Каждое слово профессора, обращенное к нам лично, каждая шутка его — а Туркин был человек веселый, комедиограф по призванию — запоминались надолго. «Казнить нельзя помиловать», — процитировал он однажды давно известное выражение с пропущенной запятой, и вот я уже трепещу — что бы это значило? Не сдала вовремя «анализ сценария», опять просила отсрочки. «Казнить» — значит, могут и отчислить? Но почему-то он улыбался. Однако взяла себя в руки и в тот же вечер накатала анализ сценария «Тринадцать», как в школе, лишь бы сдать. «А почему у нас Рязанцева опять сидит загадочная, как Сфинкс?» — вдруг сказал он на каком-то семинаре. Значит, надо выступать, хотя бы задавать вопросы.
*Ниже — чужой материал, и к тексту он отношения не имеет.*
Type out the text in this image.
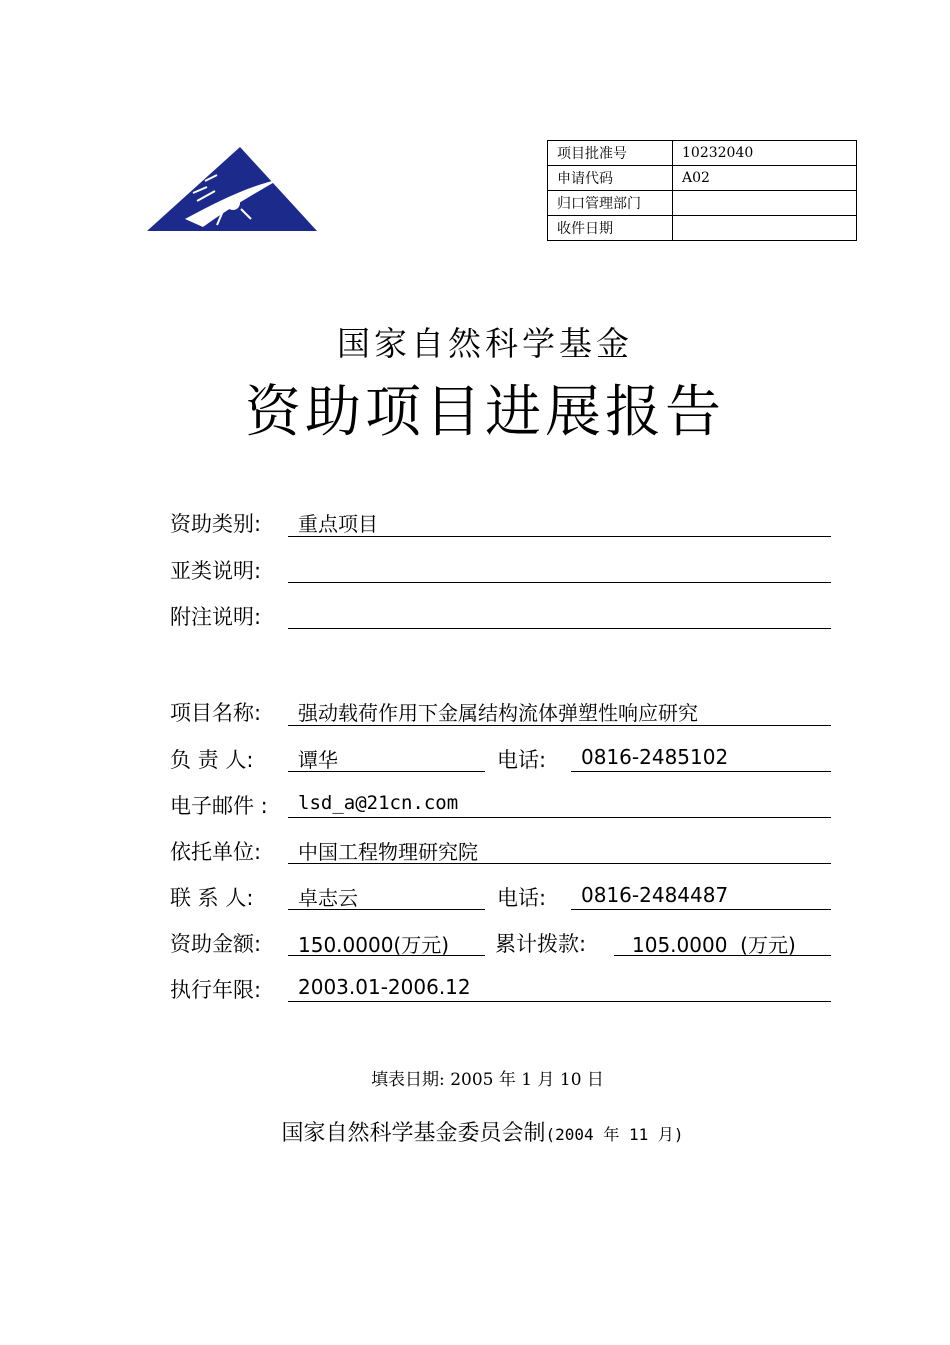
项目批准号	10232040
申请代码	A02
归口管理部门	
收件日期	
国家自然科学基金
资助项目进展报告
资助类别: 重点项目
亚类说明:
附注说明:
项目名称: 强动载荷作用下金属结构流体弹塑性响应研究
负 责 人: 谭华	电话: 0816-2485102
电子邮件 : lsd_a@21cn.com
依托单位: 中国工程物理研究院
联 系 人: 卓志云	电话: 0816-2484487
资助金额: 150.0000(万元) 累计拨款: 105.0000  (万元)
执行年限: 2003.01-2006.12
填表日期: 2005 年 1 月 10 日
国家自然科学基金委员会制(2004 年 11 月)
Я, ощущая себя малолеткой, вообще не высовывалась. Но нужно было оправдать доверие — ведь он нас принял. Прямо из школы на сценарный принимали редко, нужен был стаж, школяров на курсе было только трое, и в глубине души я чувствовала себя избранницей. На вступительных двух собеседованиях я, по моему мнению, провалилась. Лепетала что-то в полуобморочном состоянии, ожидала получить в лучшем случае «тройку». Присутствовали Е.О. Габрилович и В.К. Туркин, главные авторитеты. Никого из кино я к тому времени не знала, хлопотать за меня было некому. И вдруг — «отлично»! Как раз за провальное собеседование. Значит, хотят меня взять. Может, мои рассказики, поданные на конкурс, так хороши? «Самооценка» — теперь привычное скучное слово. В семнадцать лет она прыгает и качается от полного самоуничижения до тайной «богоизбранности» сто раз на дню. Очень хотелось себя проявить, и однажды, как мне казалось, это удалось. Я первой написала большую сюжетную новеллу (в духе неореализма, сюжет и сейчас помню) и зачитала дрожащим голосом на семинаре. Меня похвалили. Туркин сделал «отдельные замечания» — сократить, прояснить, получше выстроить. Пришла весна, время сдавать работы. Переписываю первую страничку, как всегда некогда прояснять и сокращать, спокойно жду своей заслуженной пятерки. Не верю ушам своим — «четыре»! Большинству курса «отлично», а мне, в числе самых худших, — «хорошо». Не поработала, не учла замечаний. Я проплакала весь день и всю ночь. Не в институте, конечно, дома. Обида была велика. Меня, как маленькую, воспитывали, наказывали этой отметкой.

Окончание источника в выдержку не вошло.